As stunned onlookers navigated around us pushing flatbed carts of flat-packed regrets, I realized: the worst fights don’t come from what someone does wrong—they come from realizing that they’ll never truly understand what you need. And I? I needed to walk away from Eric.


Lessons in Leaving

Breaking up was like trying to round up a herd of ranch cattle during a mid-March storm: stressful, inevitable, and guaranteed to leave everyone a little bruised. But out of that snowstorm, I learned some things.

If you’re feeling stuck in a relationship that’s “nice”—not bad, but not nourishing either—here’s what you might need to hear:

1. A Relationship Needs More Than History.
Just because you’ve climbed mountains together doesn’t mean you need to keep scaling them. Shared memories are not a life sentence. It’s okay to cherish what was while stepping toward what could be.

2. Don’t Wait Until IKEA Explains Everything.
If you’re avoiding a hard conversation because you “don’t want to hurt someone,” let me save you the suspense: you’re hurting them anyway. If the situation feels broken, dragging it out only dulls the cracks.

3. It’s Okay to Want More.
Wanting more from a partner—more passion, curiosity, or compatibility—doesn’t make you demanding. It makes you honest. Relationships should feel collaborative, like a great tango or a good fence line you both help mend.

4. The Right Love Won’t Feel Like Settling.
There’s love that feels like a fenced pasture, and love that feels like the open range. Don’t convince yourself you belong in the smaller space when your soul craves the other.


Finding My Way Through the Snowstorm

After Eric and I parted ways, I spent a long week on my parents' ranch, helping mom feed the horses and occasionally sneaking into the hayloft to cry. It felt like every bird in Montana had flown straight into my chest, all feathers and aching wings. But then, as things do, life went on.

There’s an odd kind of confidence you get once you’ve done something you didn’t think you could survive. It's like standing tall after being thrown from a horse—you ache in the strangest places, but you’re proud because you got back up.

And here’s the wild thing about ending something “nice”: after you clear away the heartache, the doubts, and the Tom Hanks movies, there’s room for something better to find you.

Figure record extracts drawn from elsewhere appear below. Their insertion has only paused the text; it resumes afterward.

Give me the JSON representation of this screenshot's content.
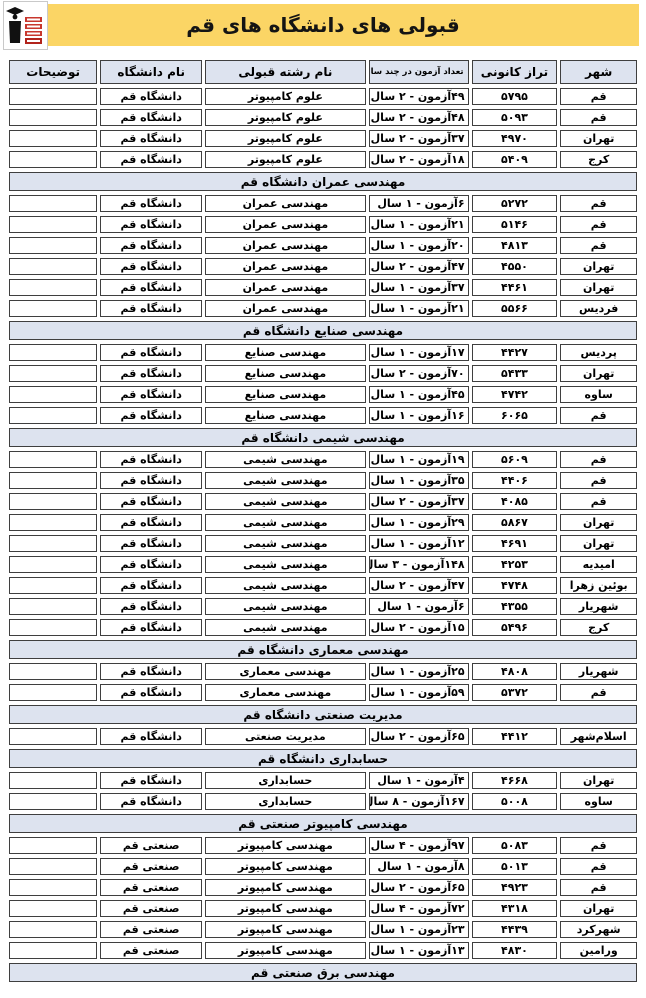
{
  "banner": {
    "title": "قبولی های دانشگاه های قم",
    "logo": "kanoon-ghalamchi-logo"
  },
  "colors": {
    "banner_yellow": "#fbd565",
    "header_bg": "#dde3ef",
    "cell_border": "#3f3f3f",
    "logo_red": "#c8372d"
  },
  "table": {
    "columns": [
      "شهر",
      "تراز کانونی",
      "تعداد آزمون در چند سال",
      "نام رشته قبولی",
      "نام دانشگاه",
      "توضیحات"
    ],
    "sections": [
      {
        "header": null,
        "rows": [
          {
            "city": "قم",
            "score": "۵۷۹۵",
            "exams": "۴۹آزمون - ۲ سال",
            "major": "علوم کامپیوتر",
            "university": "دانشگاه قم",
            "notes": ""
          },
          {
            "city": "قم",
            "score": "۵۰۹۳",
            "exams": "۴۸آزمون - ۲ سال",
            "major": "علوم کامپیوتر",
            "university": "دانشگاه قم",
            "notes": ""
          },
          {
            "city": "تهران",
            "score": "۴۹۷۰",
            "exams": "۳۷آزمون - ۲ سال",
            "major": "علوم کامپیوتر",
            "university": "دانشگاه قم",
            "notes": ""
          },
          {
            "city": "کرج",
            "score": "۵۴۰۹",
            "exams": "۱۸آزمون - ۲ سال",
            "major": "علوم کامپیوتر",
            "university": "دانشگاه قم",
            "notes": ""
          }
        ]
      },
      {
        "header": "مهندسی عمران دانشگاه قم",
        "rows": [
          {
            "city": "قم",
            "score": "۵۲۷۲",
            "exams": "۶آزمون - ۱ سال",
            "major": "مهندسی عمران",
            "university": "دانشگاه قم",
            "notes": ""
          },
          {
            "city": "قم",
            "score": "۵۱۴۶",
            "exams": "۲۱آزمون - ۱ سال",
            "major": "مهندسی عمران",
            "university": "دانشگاه قم",
            "notes": ""
          },
          {
            "city": "قم",
            "score": "۴۸۱۳",
            "exams": "۲۰آزمون - ۱ سال",
            "major": "مهندسی عمران",
            "university": "دانشگاه قم",
            "notes": ""
          },
          {
            "city": "تهران",
            "score": "۴۵۵۰",
            "exams": "۴۷آزمون - ۲ سال",
            "major": "مهندسی عمران",
            "university": "دانشگاه قم",
            "notes": ""
          },
          {
            "city": "تهران",
            "score": "۴۴۶۱",
            "exams": "۳۷آزمون - ۱ سال",
            "major": "مهندسی عمران",
            "university": "دانشگاه قم",
            "notes": ""
          },
          {
            "city": "فردیس",
            "score": "۵۵۶۶",
            "exams": "۲۱آزمون - ۱ سال",
            "major": "مهندسی عمران",
            "university": "دانشگاه قم",
            "notes": ""
          }
        ]
      },
      {
        "header": "مهندسی صنایع دانشگاه قم",
        "rows": [
          {
            "city": "پردیس",
            "score": "۴۴۲۷",
            "exams": "۱۷آزمون - ۱ سال",
            "major": "مهندسی صنایع",
            "university": "دانشگاه قم",
            "notes": ""
          },
          {
            "city": "تهران",
            "score": "۵۴۳۳",
            "exams": "۷۰آزمون - ۲ سال",
            "major": "مهندسی صنایع",
            "university": "دانشگاه قم",
            "notes": ""
          },
          {
            "city": "ساوه",
            "score": "۴۷۴۲",
            "exams": "۴۵آزمون - ۱ سال",
            "major": "مهندسی صنایع",
            "university": "دانشگاه قم",
            "notes": ""
          },
          {
            "city": "قم",
            "score": "۶۰۶۵",
            "exams": "۱۶آزمون - ۱ سال",
            "major": "مهندسی صنایع",
            "university": "دانشگاه قم",
            "notes": ""
          }
        ]
      },
      {
        "header": "مهندسی شیمی دانشگاه قم",
        "rows": [
          {
            "city": "قم",
            "score": "۵۶۰۹",
            "exams": "۱۹آزمون - ۱ سال",
            "major": "مهندسی شیمی",
            "university": "دانشگاه قم",
            "notes": ""
          },
          {
            "city": "قم",
            "score": "۴۴۰۶",
            "exams": "۳۵آزمون - ۱ سال",
            "major": "مهندسی شیمی",
            "university": "دانشگاه قم",
            "notes": ""
          },
          {
            "city": "قم",
            "score": "۴۰۸۵",
            "exams": "۳۷آزمون - ۲ سال",
            "major": "مهندسی شیمی",
            "university": "دانشگاه قم",
            "notes": ""
          },
          {
            "city": "تهران",
            "score": "۵۸۶۷",
            "exams": "۲۹آزمون - ۱ سال",
            "major": "مهندسی شیمی",
            "university": "دانشگاه قم",
            "notes": ""
          },
          {
            "city": "تهران",
            "score": "۴۶۹۱",
            "exams": "۱۲آزمون - ۱ سال",
            "major": "مهندسی شیمی",
            "university": "دانشگاه قم",
            "notes": ""
          },
          {
            "city": "امیدیه",
            "score": "۴۲۵۳",
            "exams": "۱۴۸آزمون - ۳ سال",
            "major": "مهندسی شیمی",
            "university": "دانشگاه قم",
            "notes": ""
          },
          {
            "city": "بوئین زهرا",
            "score": "۴۷۴۸",
            "exams": "۴۷آزمون - ۲ سال",
            "major": "مهندسی شیمی",
            "university": "دانشگاه قم",
            "notes": ""
          },
          {
            "city": "شهریار",
            "score": "۴۳۵۵",
            "exams": "۶آزمون - ۱ سال",
            "major": "مهندسی شیمی",
            "university": "دانشگاه قم",
            "notes": ""
          },
          {
            "city": "کرج",
            "score": "۵۴۹۶",
            "exams": "۱۵آزمون - ۲ سال",
            "major": "مهندسی شیمی",
            "university": "دانشگاه قم",
            "notes": ""
          }
        ]
      },
      {
        "header": "مهندسی معماری دانشگاه قم",
        "rows": [
          {
            "city": "شهریار",
            "score": "۴۸۰۸",
            "exams": "۲۵آزمون - ۱ سال",
            "major": "مهندسی معماری",
            "university": "دانشگاه قم",
            "notes": ""
          },
          {
            "city": "قم",
            "score": "۵۳۷۲",
            "exams": "۵۹آزمون - ۱ سال",
            "major": "مهندسی معماری",
            "university": "دانشگاه قم",
            "notes": ""
          }
        ]
      },
      {
        "header": "مدیریت صنعتی دانشگاه قم",
        "rows": [
          {
            "city": "اسلام‌شهر",
            "score": "۴۴۱۲",
            "exams": "۶۵آزمون - ۲ سال",
            "major": "مدیریت صنعتی",
            "university": "دانشگاه قم",
            "notes": ""
          }
        ]
      },
      {
        "header": "حسابداری دانشگاه قم",
        "rows": [
          {
            "city": "تهران",
            "score": "۴۶۶۸",
            "exams": "۴آزمون - ۱ سال",
            "major": "حسابداری",
            "university": "دانشگاه قم",
            "notes": ""
          },
          {
            "city": "ساوه",
            "score": "۵۰۰۸",
            "exams": "۱۶۷آزمون - ۸ سال",
            "major": "حسابداری",
            "university": "دانشگاه قم",
            "notes": ""
          }
        ]
      },
      {
        "header": "مهندسی کامپیوتر صنعتی قم",
        "rows": [
          {
            "city": "قم",
            "score": "۵۰۸۳",
            "exams": "۹۷آزمون - ۴ سال",
            "major": "مهندسی کامپیوتر",
            "university": "صنعتی قم",
            "notes": ""
          },
          {
            "city": "قم",
            "score": "۵۰۱۳",
            "exams": "۸آزمون - ۱ سال",
            "major": "مهندسی کامپیوتر",
            "university": "صنعتی قم",
            "notes": ""
          },
          {
            "city": "قم",
            "score": "۴۹۲۳",
            "exams": "۶۵آزمون - ۲ سال",
            "major": "مهندسی کامپیوتر",
            "university": "صنعتی قم",
            "notes": ""
          },
          {
            "city": "تهران",
            "score": "۴۳۱۸",
            "exams": "۷۲آزمون - ۴ سال",
            "major": "مهندسی کامپیوتر",
            "university": "صنعتی قم",
            "notes": ""
          },
          {
            "city": "شهرکرد",
            "score": "۴۴۳۹",
            "exams": "۲۳آزمون - ۱ سال",
            "major": "مهندسی کامپیوتر",
            "university": "صنعتی قم",
            "notes": ""
          },
          {
            "city": "ورامین",
            "score": "۴۸۳۰",
            "exams": "۱۳آزمون - ۱ سال",
            "major": "مهندسی کامپیوتر",
            "university": "صنعتی قم",
            "notes": ""
          }
        ]
      },
      {
        "header": "مهندسی برق صنعتی قم",
        "rows": []
      }
    ]
  }
}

For me, that “better” turned out to be more time alone in Montana’s backcountry and less time faking contentment on Eric's living room couch. I started writing again, unrushed and unapologetic, and oh, the freedom in that was like barreling through snow at a gallop.


You’re Stronger Than You Think

If you’re on the edge of a hard decision—a breakup or any challenge that feels like it might undo you—let me be the first to tell you that you can survive it. Yes, it’ll feel messy; yes, it might involve an actual IKEA meltdown. But trust me when I say nothing good ever came from staying tethered to a life or person that doesn’t let you grow.

Sometimes, the hardest choice teaches you the depth of your own resilience. And when that snowstorm clears, what you’ll find isn’t just wide-open skies—it’s a wide-open you.